Als jüngsten Schritt zur weiteren Optimierung der chinesischen Maßnahmen zur Seuchenbekämpfung angesichts steigender Fallzahlen hat das Team für gemeinsame Präventions- und Kontrollmechanismen des Staatsrats am Montag vier Dokumente mit detaillierten Vorschriften zu Nukleinsäuretests, zur Klassifizierung von Risikogebieten, zur häuslichen Quarantäne und zur häuslichen Gesundheitsüberwachung vorgelegt. Nach Ansicht von Experten können die Anpassungen eine wissenschaftliche und präzise Umsetzung der dynamischen Null-COVID-Politik gewährleisten.

Den jüngsten Dokumenten zufolge sollten die lokalen Behörden keine massenhaften Nukleinsäuretests mehr durchführen, wenn es an einem Ort keinen Virus-Ausbruch gibt. Stattdessen sollten sie sich eng an die neunte Ausgabe des nationalen Epidemiepräventions- und -kontrollplans halten und sich auf die wichtigsten Bevölkerungsgruppen konzentrieren.
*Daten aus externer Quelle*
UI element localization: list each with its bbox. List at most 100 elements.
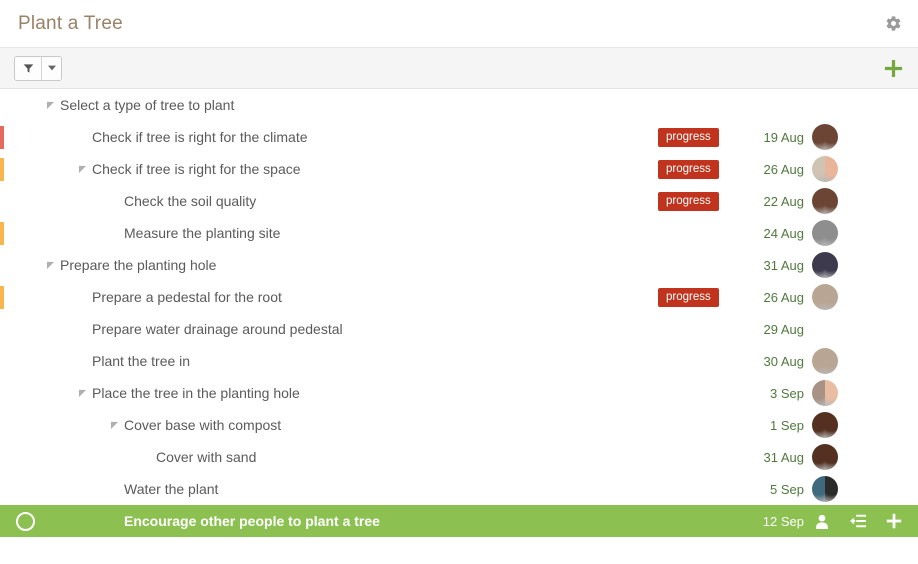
avatar-face xyxy=(812,220,825,246)
task-list: Select a type of tree to plant Check if t… xyxy=(0,89,918,537)
priority-bar-high xyxy=(0,126,4,149)
task-name: Check the soil quality xyxy=(124,193,257,209)
avatar-face xyxy=(812,124,825,150)
avatar-face xyxy=(825,380,838,406)
avatar-face xyxy=(812,252,825,278)
task-due-date[interactable]: 29 Aug xyxy=(750,323,805,336)
collapse-triangle-icon[interactable] xyxy=(44,259,56,271)
avatar-face xyxy=(812,348,825,374)
avatar-face xyxy=(825,220,838,246)
avatar-face xyxy=(812,188,825,214)
task-due-date[interactable]: 12 Sep xyxy=(750,515,804,528)
status-badge[interactable]: progress xyxy=(658,287,719,307)
status-badge[interactable]: progress xyxy=(658,191,719,211)
avatar[interactable] xyxy=(812,348,838,374)
subtask-icon[interactable] xyxy=(848,511,868,531)
task-due-date[interactable]: 31 Aug xyxy=(750,451,805,464)
task-due-date[interactable]: 24 Aug xyxy=(750,227,805,240)
task-name: Cover with sand xyxy=(156,449,257,465)
add-icon[interactable] xyxy=(884,511,904,531)
task-row[interactable]: Measure the planting site 24 Aug xyxy=(0,217,918,249)
avatar-face xyxy=(825,156,838,182)
avatar[interactable] xyxy=(812,380,838,406)
avatar-face xyxy=(812,476,825,502)
task-due-date[interactable]: 1 Sep xyxy=(750,419,804,432)
task-row-selected[interactable]: Encourage other people to plant a tree 12… xyxy=(0,505,918,537)
task-due-date[interactable]: 26 Aug xyxy=(750,163,805,176)
avatar[interactable] xyxy=(812,124,838,150)
avatar[interactable] xyxy=(812,188,838,214)
task-due-date[interactable]: 3 Sep xyxy=(750,387,804,400)
avatar[interactable] xyxy=(812,412,838,438)
task-row[interactable]: Cover base with compost 1 Sep xyxy=(0,409,918,441)
task-due-date[interactable]: 5 Sep xyxy=(750,483,804,496)
task-due-date[interactable]: 30 Aug xyxy=(750,355,805,368)
task-complete-toggle-icon[interactable] xyxy=(16,511,35,531)
task-name: Prepare the planting hole xyxy=(60,257,217,273)
priority-bar-medium xyxy=(0,222,4,245)
task-row[interactable]: Prepare a pedestal for the root progress 2… xyxy=(0,281,918,313)
task-row[interactable]: Cover with sand 31 Aug xyxy=(0,441,918,473)
avatar-face xyxy=(812,380,825,406)
plus-icon[interactable] xyxy=(880,55,906,81)
task-row[interactable]: Prepare the planting hole 31 Aug xyxy=(0,249,918,281)
avatar[interactable] xyxy=(812,444,838,470)
avatar-face xyxy=(825,348,838,374)
avatar-face xyxy=(812,412,825,438)
task-name: Prepare water drainage around pedestal xyxy=(92,321,343,337)
funnel-icon[interactable] xyxy=(15,56,41,80)
app-header: Plant a Tree xyxy=(0,0,918,48)
task-row[interactable]: Plant the tree in 30 Aug xyxy=(0,345,918,377)
avatar-face xyxy=(825,284,838,310)
task-row[interactable]: Check if tree is right for the climate pr… xyxy=(0,121,918,153)
task-manager-app: Plant a Tree Select a type of tree to pl… xyxy=(0,0,918,564)
avatar-face xyxy=(825,444,838,470)
page-title: Plant a Tree xyxy=(18,13,123,34)
task-name: Prepare a pedestal for the root xyxy=(92,289,282,305)
task-row[interactable]: Check the soil quality progress 22 Aug xyxy=(0,185,918,217)
avatar[interactable] xyxy=(812,284,838,310)
task-due-date[interactable]: 31 Aug xyxy=(750,259,805,272)
task-row[interactable]: Select a type of tree to plant xyxy=(0,89,918,121)
collapse-triangle-icon[interactable] xyxy=(44,99,56,111)
avatar-face xyxy=(812,444,825,470)
row-actions xyxy=(812,511,904,531)
priority-bar-medium xyxy=(0,158,4,181)
avatar-face xyxy=(825,124,838,150)
status-badge[interactable]: progress xyxy=(658,127,719,147)
gear-icon[interactable] xyxy=(880,11,906,37)
task-due-date[interactable]: 26 Aug xyxy=(750,291,805,304)
task-name: Water the plant xyxy=(124,481,219,497)
task-name: Check if tree is right for the climate xyxy=(92,129,308,145)
avatar[interactable] xyxy=(812,252,838,278)
assignee-icon[interactable] xyxy=(812,511,832,531)
avatar-face xyxy=(825,476,838,502)
task-due-date[interactable]: 22 Aug xyxy=(750,195,805,208)
avatar[interactable] xyxy=(812,220,838,246)
collapse-triangle-icon[interactable] xyxy=(76,163,88,175)
avatar-face xyxy=(812,156,825,182)
collapse-triangle-icon[interactable] xyxy=(76,387,88,399)
task-row[interactable]: Check if tree is right for the space prog… xyxy=(0,153,918,185)
avatar-face xyxy=(825,412,838,438)
toolbar-actions xyxy=(880,48,906,88)
task-name: Check if tree is right for the space xyxy=(92,161,301,177)
task-due-date[interactable]: 19 Aug xyxy=(750,131,805,144)
priority-bar-medium xyxy=(0,286,4,309)
chevron-down-icon[interactable] xyxy=(41,56,61,80)
task-name: Select a type of tree to plant xyxy=(60,97,235,113)
status-badge[interactable]: progress xyxy=(658,159,719,179)
task-name: Measure the planting site xyxy=(124,225,281,241)
avatar[interactable] xyxy=(812,156,838,182)
toolbar xyxy=(0,48,918,89)
avatar[interactable] xyxy=(812,476,838,502)
collapse-triangle-icon[interactable] xyxy=(108,419,120,431)
task-row[interactable]: Prepare water drainage around pedestal 29… xyxy=(0,313,918,345)
avatar-face xyxy=(825,188,838,214)
task-row[interactable]: Place the tree in the planting hole 3 Sep xyxy=(0,377,918,409)
task-row[interactable]: Water the plant 5 Sep xyxy=(0,473,918,505)
task-name: Cover base with compost xyxy=(124,417,282,433)
task-name: Encourage other people to plant a tree xyxy=(124,513,380,529)
filter-button-group xyxy=(14,55,62,81)
header-actions xyxy=(880,0,906,47)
Bestimmte Orte sollten überdies nicht länger als Risikogebiete ausgewiesen werden, wenn die bestätigten oder asymptomatischen Fälle während der zentralen Quarantäne, der häuslichen Quarantäne oder innerhalb des geschlossenen Kreislaufs entdeckt werden, aber als kein Risiko für die Gemeinschaft oder Familien außerhalb ihres Tätigkeitsbereichs eingestuft werden.

Die Dokumente betonen auch die psychologische Unterstützung für Personen, die einer COVID-19-Quarantäne oder einer Gesundheitsüberwachung unterliegen, um stressbedingte Extremereignisse zu vermeiden. Ein besonderes Augenmerk liegt dabei auf gefährdeten Gruppen wie schwangeren Frauen, älteren Menschen oder Personen mit Grunderkrankungen.

Experten erklärten gegenüber der Global Times, dass es sich bei den jüngsten Dokumenten um ergänzende Vorschriften zu den kürzlich herausgegebenen 20 optimierten COVID-19-Reaktionsmaßnahmen handele, mit denen die Pandemie landesweit wissenschaftlich und präzise bekämpft werden soll. Zuvor war in einigen Kommunalverwaltungen über übertriebene und pauschale Ansätze berichtet worden.

Die Dokumente vom Montag kommen zu einem Zeitpunkt, an dem mehrere chinesische Städte mit einem starken Aufflackern der COVID-19-Pandemie und steigenden Fallzahlen zu kämpfen haben. China verzeichnete in den letzten sechs Tagen mehr als 20.000 Neuinfektionen in Folge. Am Sonntag wurden landesweit 2.365 neue bestätigte Fälle und 24.730 neue asymptomatische Fälle gemeldet.

Während sich die chinesischen Kommunalverwaltungen bemühen, das Aufflackern des Virus einzudämmen und gleichzeitig die (negativen) Auswirkungen der Präventions- und Bekämpfungsmaßnahmen auf das Leben der Menschen und die Wirtschaftstätigkeit zu minimieren, wiesen Experten darauf hin, dass die Pathogenität und Virulenz der vorherrschenden Omikron-Varianten im Vergleich zu den Delta-Varianten offenbar abgenommen hätten.

Wenn die meisten Chinesen geimpft wären, würde dies zusätzlich dazu beitragen, den Schweregrad der Fälle nach der Infektion zu verringern. Insgesamt seien die Auswirkungen des Virus auf die Gesellschaft im Vergleich zu 2021 also weitgehend zurückgegangen, betonte ein anonymer Experte.

Bis zum 4. November waren in China mehr als 3,4 Milliarden Dosen der COVID-19-Impfstoffe verabreicht worden, 1,2 Milliarden Menschen waren vollständig geimpft und mehr als 800 Millionen Auffrischungsimpfungen („Booster“) waren verabreicht worden, berichteten die nationalen Gesundheitsbeamten auf einer Pressekonferenz am 5. November.